In response to the “Refugio Incident,” NASA deployed a De Havilland Twin Otter aircraft carrying a unique airborne instrument developed by NASA’s Jet Propulsion Laboratory to study the spill and test the ability of imaging spectroscopy to map tar on area beaches.
The JPL-built Airborne Visible Infrared Imaging Spectrometer, Next Generation (AVIRIS-NG) instrument uses spectroscopic measurement of energy reflected from Earth’s surface to determine surface properties. In this case, AVIRIS-NG focused on applying imaging spectroscopy to accurately map the presence of oil-derived tar balls on the beaches, using direct, on-the-ground observations to verify the remote-sensing data. AVIRIS-NG can capture spectral imagery that’s commonly used to map ecosystems, minerals, land use and trace gases.

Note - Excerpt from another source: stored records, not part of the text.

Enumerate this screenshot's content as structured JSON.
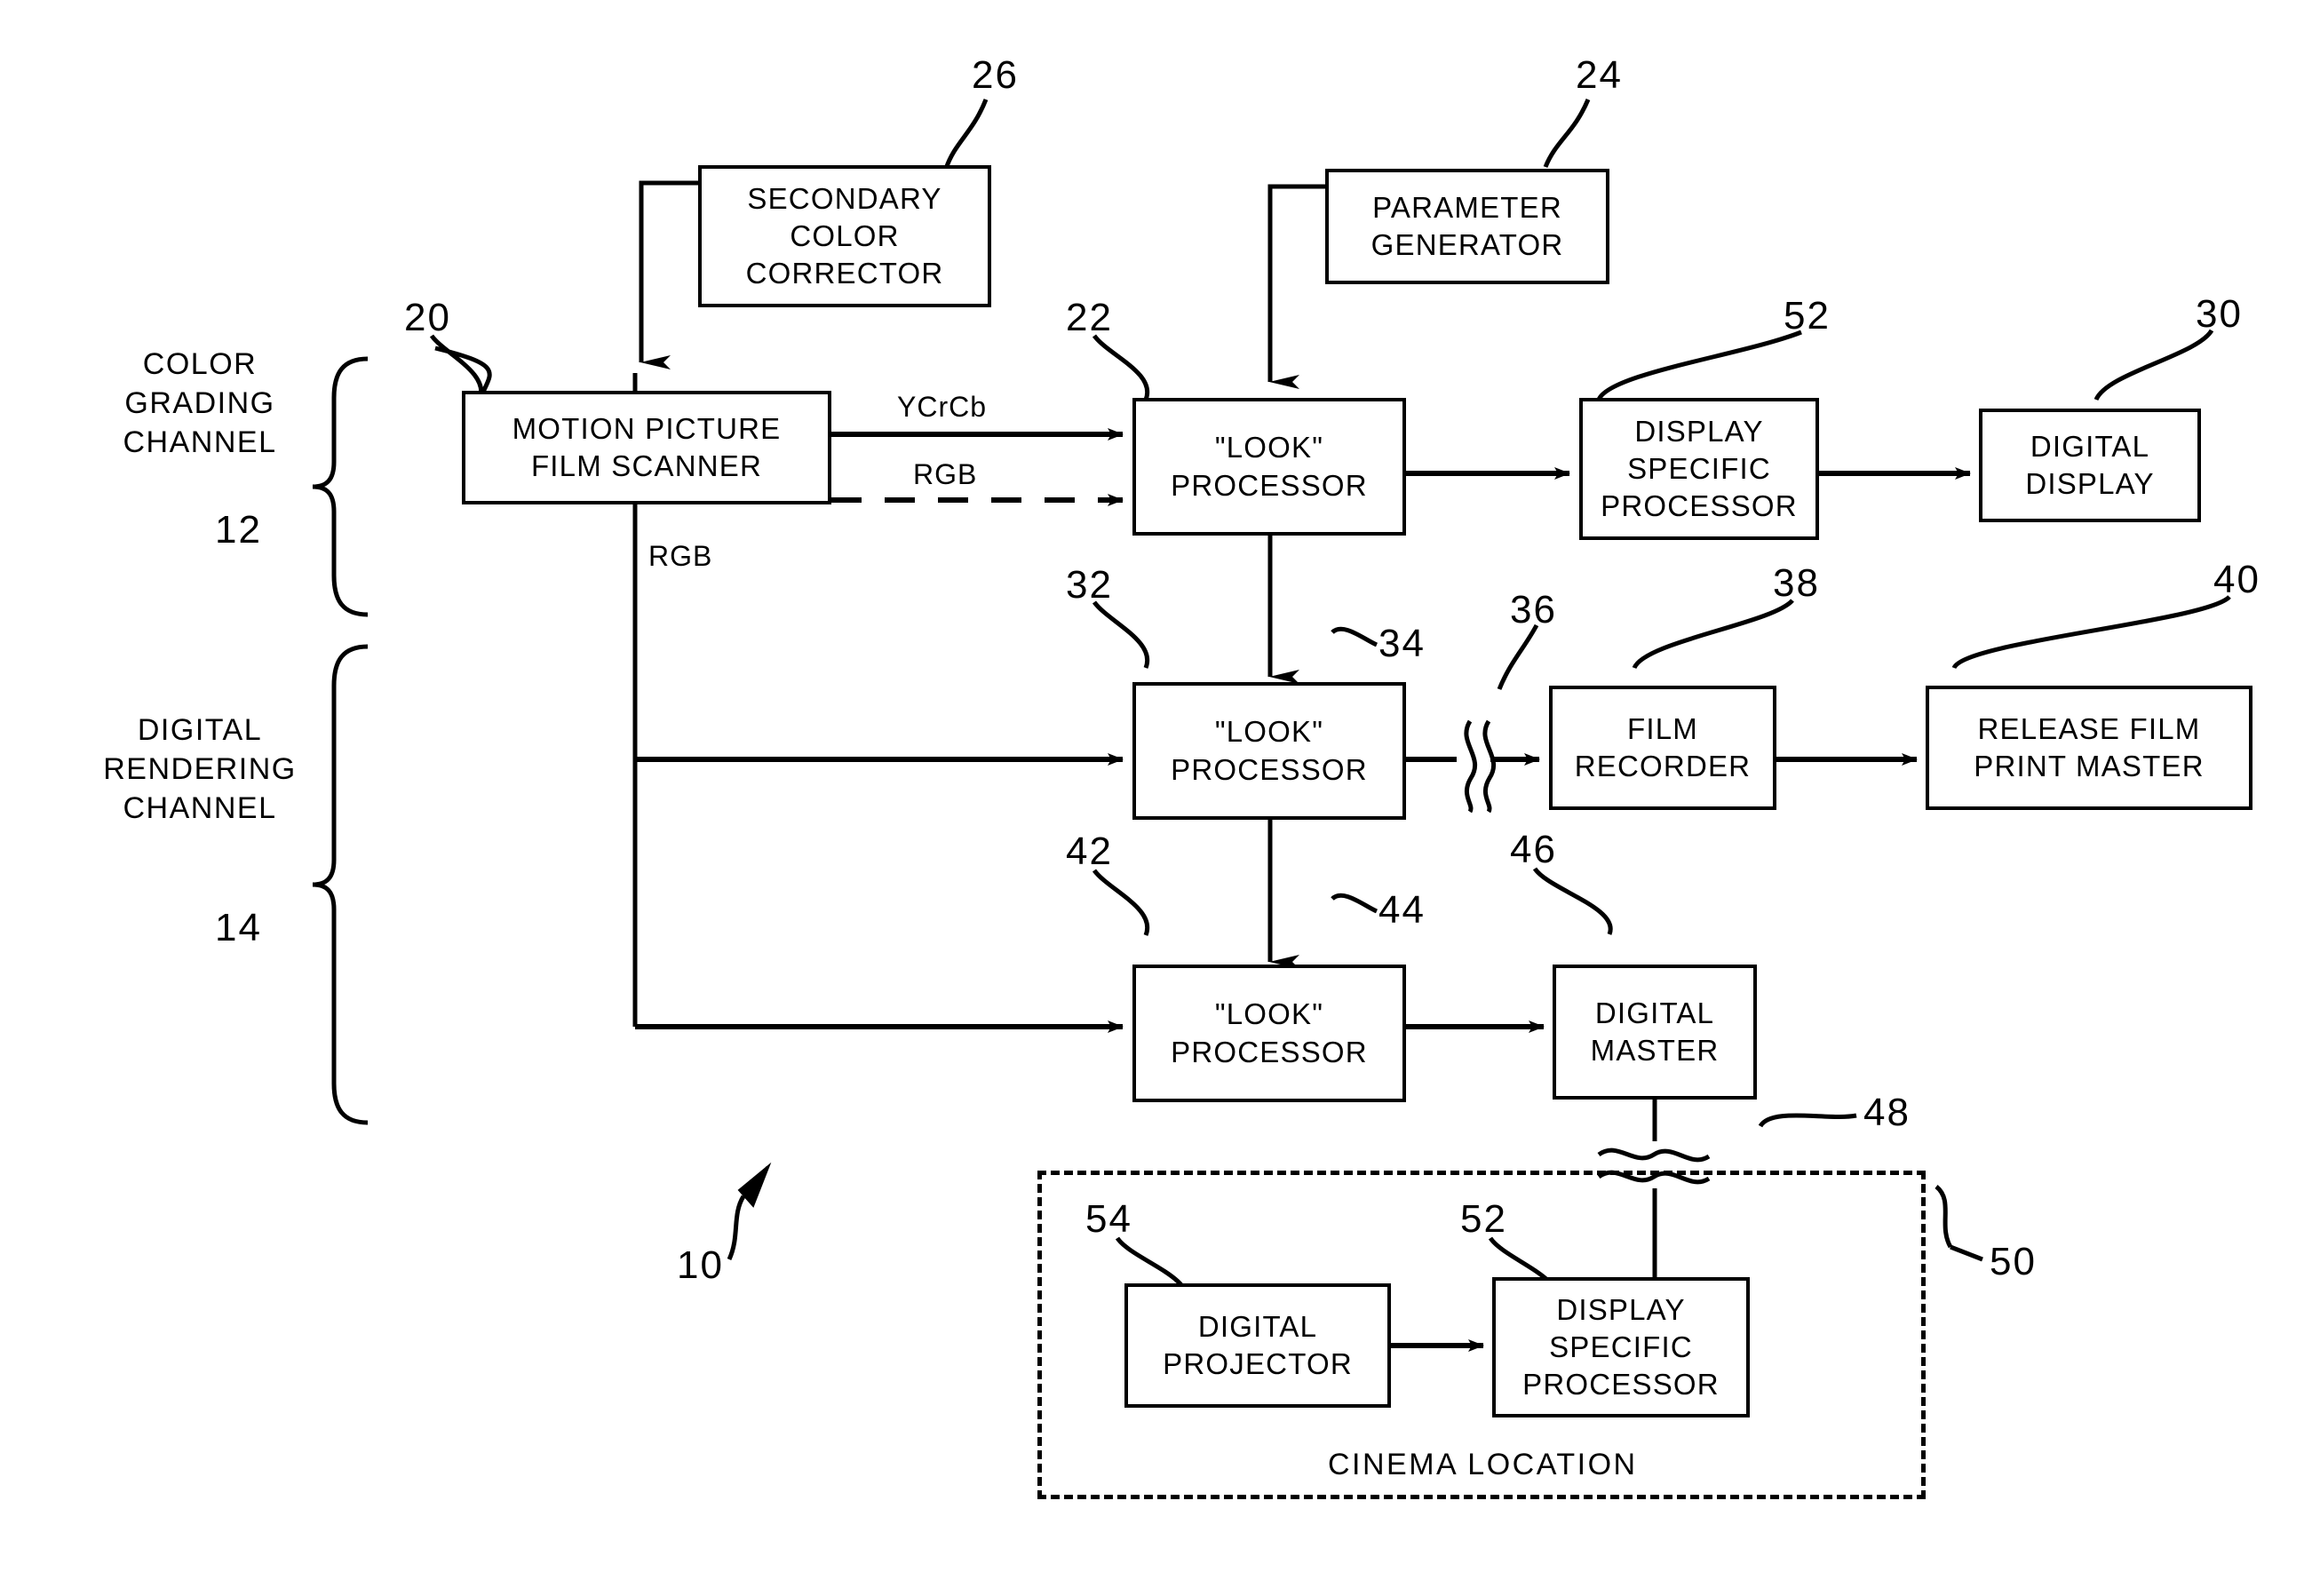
{
  "figure": {
    "id_label": "10",
    "type": "patent-block-diagram"
  },
  "channels": [
    {
      "name": "color-grading",
      "text": "COLOR\nGRADING\nCHANNEL",
      "ref": "12"
    },
    {
      "name": "digital-rendering",
      "text": "DIGITAL\nRENDERING\nCHANNEL",
      "ref": "14"
    }
  ],
  "blocks": [
    {
      "key": "secondary_color_corrector",
      "label": "SECONDARY\nCOLOR\nCORRECTOR",
      "ref": "26"
    },
    {
      "key": "parameter_generator",
      "label": "PARAMETER\nGENERATOR",
      "ref": "24"
    },
    {
      "key": "film_scanner",
      "label": "MOTION PICTURE\nFILM SCANNER",
      "ref": "20"
    },
    {
      "key": "look_processor_1",
      "label": "\"LOOK\"\nPROCESSOR",
      "ref": "22"
    },
    {
      "key": "display_specific_1",
      "label": "DISPLAY\nSPECIFIC\nPROCESSOR",
      "ref": "52"
    },
    {
      "key": "digital_display",
      "label": "DIGITAL\nDISPLAY",
      "ref": "30"
    },
    {
      "key": "look_processor_2",
      "label": "\"LOOK\"\nPROCESSOR",
      "ref": "32"
    },
    {
      "key": "film_recorder",
      "label": "FILM\nRECORDER",
      "ref": "38"
    },
    {
      "key": "release_film_print_master",
      "label": "RELEASE FILM\nPRINT MASTER",
      "ref": "40"
    },
    {
      "key": "look_processor_3",
      "label": "\"LOOK\"\nPROCESSOR",
      "ref": "42"
    },
    {
      "key": "digital_master",
      "label": "DIGITAL\nMASTER",
      "ref": "46"
    },
    {
      "key": "digital_projector",
      "label": "DIGITAL\nPROJECTOR",
      "ref": "54"
    },
    {
      "key": "display_specific_2",
      "label": "DISPLAY\nSPECIFIC\nPROCESSOR",
      "ref": "52"
    }
  ],
  "signals": {
    "ycrcb": "YCrCb",
    "rgb_dashed": "RGB",
    "rgb_trunk": "RGB"
  },
  "connector_refs": {
    "look1_to_look2": "34",
    "look2_to_look3": "44",
    "look2_to_recorder": "36",
    "master_to_cinema": "48"
  },
  "cinema": {
    "title": "CINEMA LOCATION",
    "ref": "50"
  },
  "colors": {
    "ink": "#000000",
    "paper": "#ffffff"
  }
}
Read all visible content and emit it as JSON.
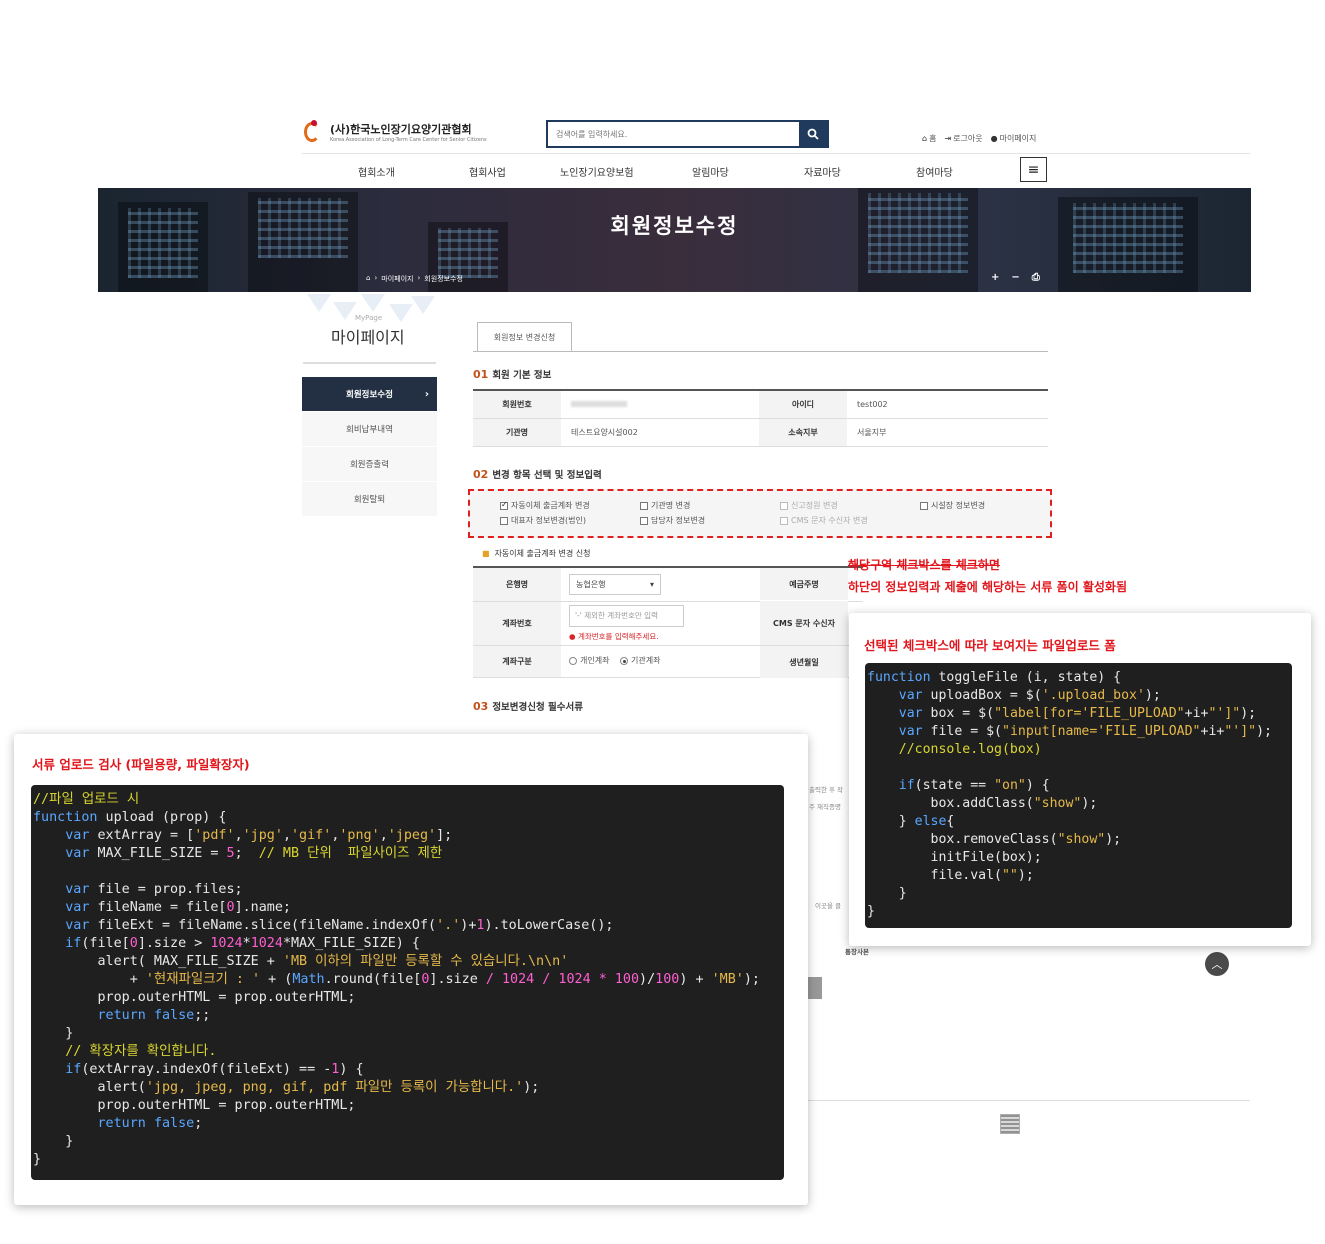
{
  "header": {
    "logo_title": "(사)한국노인장기요양기관협회",
    "logo_subtitle": "Korea Association of Long-Term Care Center for Senior Citizens",
    "search_placeholder": "검색어를 입력하세요.",
    "util": {
      "home": "홈",
      "logout": "로그아웃",
      "mypage": "마이페이지"
    },
    "nav": [
      "협회소개",
      "협회사업",
      "노인장기요양보험",
      "알림마당",
      "자료마당",
      "참여마당"
    ]
  },
  "hero": {
    "title": "회원정보수정",
    "breadcrumb": [
      "마이페이지",
      "회원정보수정"
    ],
    "tools": [
      "+",
      "−",
      "⎙"
    ]
  },
  "side": {
    "sub": "MyPage",
    "title": "마이페이지",
    "menu": [
      "회원정보수정",
      "회비납부내역",
      "회원증출력",
      "회원탈퇴"
    ]
  },
  "content": {
    "tab": "회원정보 변경신청",
    "sec1": {
      "num": "01",
      "title": "회원 기본 정보"
    },
    "info": {
      "member_no_label": "회원번호",
      "member_no_value": "",
      "id_label": "아이디",
      "id_value": "test002",
      "org_label": "기관명",
      "org_value": "테스트요양시설002",
      "branch_label": "소속지부",
      "branch_value": "서울지부"
    },
    "sec2": {
      "num": "02",
      "title": "변경 항목 선택 및 정보입력"
    },
    "checkboxes": [
      {
        "label": "자동이체 출금계좌 변경",
        "checked": true,
        "disabled": false
      },
      {
        "label": "기관명 변경",
        "checked": false,
        "disabled": false
      },
      {
        "label": "신고정원 변경",
        "checked": false,
        "disabled": true
      },
      {
        "label": "시설장 정보변경",
        "checked": false,
        "disabled": false
      },
      {
        "label": "대표자 정보변경(법인)",
        "checked": false,
        "disabled": false
      },
      {
        "label": "담당자 정보변경",
        "checked": false,
        "disabled": false
      },
      {
        "label": "CMS 문자 수신자 변경",
        "checked": false,
        "disabled": true
      }
    ],
    "subsection": "자동이체 출금계좌 변경 신청",
    "account": {
      "bank_label": "은행명",
      "bank_value": "농협은행",
      "depositor_label": "예금주명",
      "acct_label": "계좌번호",
      "acct_placeholder": "'-' 제외한 계좌번호만 입력",
      "acct_warn": "계좌번호를 입력해주세요.",
      "cms_label": "CMS 문자 수신자",
      "type_label": "계좌구분",
      "type_personal": "개인계좌",
      "type_org": "기관계좌",
      "birth_label": "생년월일"
    },
    "sec3": {
      "num": "03",
      "title": "정보변경신청 필수서류"
    },
    "peek": [
      "출력한 후 작",
      "주 재직증명",
      "이곳을 클",
      "통장사본"
    ]
  },
  "notes": {
    "line1": "해당구역 체크박스를 체크하면",
    "line2": "하단의 정보입력과 제출에 해당하는 서류 폼이 활성화됨"
  },
  "panel_right": {
    "title": "선택된 체크박스에 따라 보여지는 파일업로드 폼",
    "code": [
      "function toggleFile (i, state) {",
      "    var uploadBox = $('.upload_box');",
      "    var box = $(\"label[for='FILE_UPLOAD\"+i+\"']\");",
      "    var file = $(\"input[name='FILE_UPLOAD\"+i+\"']\");",
      "    //console.log(box)",
      "",
      "    if(state == \"on\") {",
      "        box.addClass(\"show\");",
      "    } else{",
      "        box.removeClass(\"show\");",
      "        initFile(box);",
      "        file.val(\"\");",
      "    }",
      "}"
    ]
  },
  "panel_left": {
    "title": "서류 업로드 검사 (파일용량, 파일확장자)",
    "code": [
      "//파일 업로드 시",
      "function upload (prop) {",
      "    var extArray = ['pdf','jpg','gif','png','jpeg'];",
      "    var MAX_FILE_SIZE = 5;  // MB 단위  파일사이즈 제한",
      "",
      "    var file = prop.files;",
      "    var fileName = file[0].name;",
      "    var fileExt = fileName.slice(fileName.indexOf('.')+1).toLowerCase();",
      "    if(file[0].size > 1024*1024*MAX_FILE_SIZE) {",
      "        alert( MAX_FILE_SIZE + 'MB 이하의 파일만 등록할 수 있습니다.\\n\\n'",
      "            + '현재파일크기 : ' + (Math.round(file[0].size / 1024 / 1024 * 100)/100) + 'MB');",
      "        prop.outerHTML = prop.outerHTML;",
      "        return false;;",
      "    }",
      "    // 확장자를 확인합니다.",
      "    if(extArray.indexOf(fileExt) == -1) {",
      "        alert('jpg, jpeg, png, gif, pdf 파일만 등록이 가능합니다.');",
      "        prop.outerHTML = prop.outerHTML;",
      "        return false;",
      "    }",
      "}"
    ]
  },
  "colors": {
    "accent_red": "#e0161c",
    "nav_dark": "#233044",
    "code_bg": "#1f1f1f",
    "keyword": "#5aa7ff",
    "string": "#e5b94a",
    "comment": "#d9d630",
    "number": "#ff5fd1"
  }
}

To support the AVIRIS-NG overflights of the larger region, the team deployed to a beach affected by tar from the spill to map beach tar and collect surface spectra, assisted by citizen scientists. They mapped a 220-foot (67-meter) span of the beach in detail, noting locations and coverage of tar on the beach. AVIRIS-NG then flew over the beach. Tar was detected successfully in the AVIRIS-NG spectral data, validating the effectiveness of this advanced remote-measurement technique. The beach tar map was subsequently forwarded to the Incident Command for the Refugio Incident and was incorporated into the response’s daily shoreline cleanup and assessment technique.